横目でアルスがラージャを一瞥。ラージャは双子の弟、ナーガに朝からパンツについて熱く語っている。
ナーガは慣れっこなのか相槌を打って綺麗に聞き流していた。さすがは姉弟。あの変態トークをスルーするなんて並大抵の精神力ではデキないと思う。
元気になってくれたことは、確かに良かったのだが。
あの変態っぷりは……大きく溜息をついて、アルスが頭を掻いた。
ふと、昨日の騒動を思い返してアルスは気が重くなった。
ギュナッシュのあの顔、笑顔を引き攣らせて優しめに自分達にお説教してきたが、内心メチャクチャ切れていたに違いない。

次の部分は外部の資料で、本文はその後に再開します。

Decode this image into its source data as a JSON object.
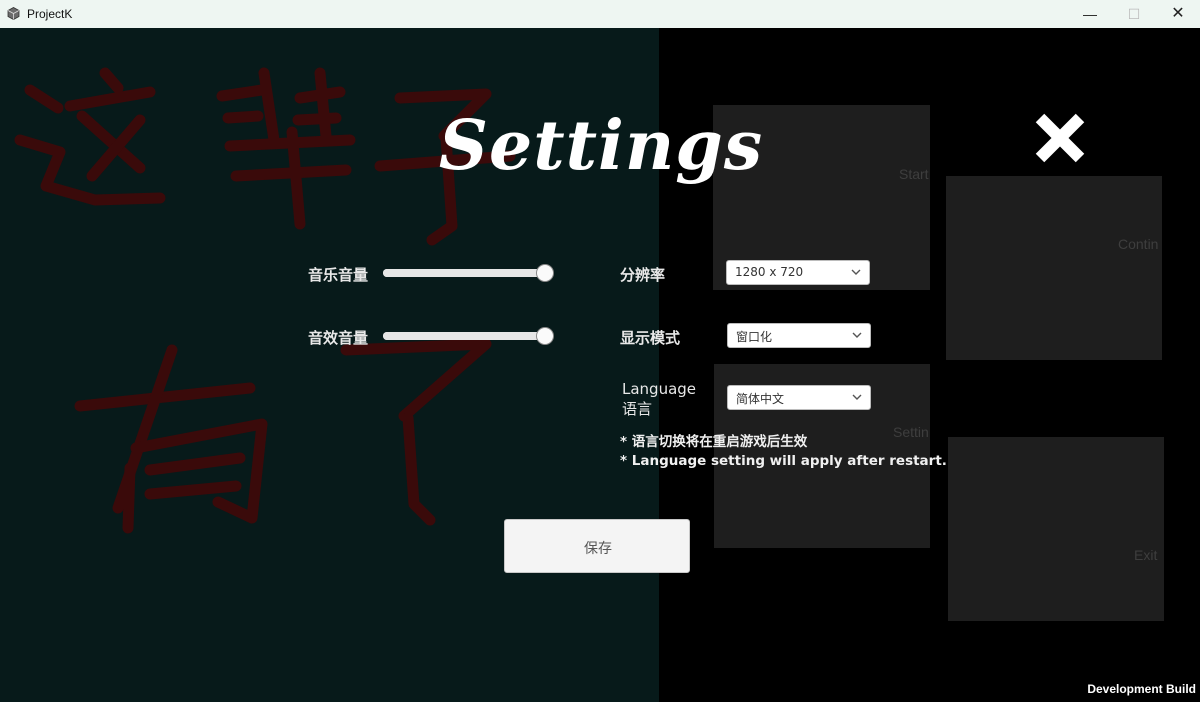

フォルックも同じ事を思っていたらしく、グスンと鼻を啜った。
「うううっ、今日、本当は学校行きたくないんだよ。昨日の今日だし」
「な、泣くなってフォルック。俺だって行きたくねぇよ。俺、原因作ったひとりなんだしよ。洟拭けって」
鼻水を垂らしているフォルックは、洟を拭くこともせず「だって!」と叫んだ。
とにかく洟を拭いて欲しい。汚い。切実に思う。汚い。
アルスが少しフォルックと距離を取っていると、フォルックが両手を広げて「行きたくない!」とアルスの腰にしがみ付いてきた。
「フォルック! 離れろってー!」
「だって嫌なんだもん! 僕何も悪いことしてないのにィィイイ!」
「俺の服で鼻水拭くなってー!」
「うわーん! アルスの馬鹿ちーん!」
「俺だけのせいじゃねえって! ベルトルの野郎だって悪いッ、っつーか! 十中八九あいつが悪いって!」
喧嘩を売ってきたのはあっちなのだ。
攻撃しかけてきたのもあっちだし、自分を本気で殺すつもりだったようだし。
寧ろ自分は被害者ではないか! しかしフォルックは喧嘩両成敗だとアルスに訴える。両成敗ならベルトルだって悪いではないか。ベルトルにも悪態を付いて欲しいものだ。そう言えば、フォルック曰くベルトルは恐くて悪態が付けないらしい。
確かに、ベルトルに悪態付いたら、自分のように殺されかねないだろう。フォルックがそんな度胸を持っている奴ではないこと、アルスはよく知っている為、それ以上ツッコめなかった。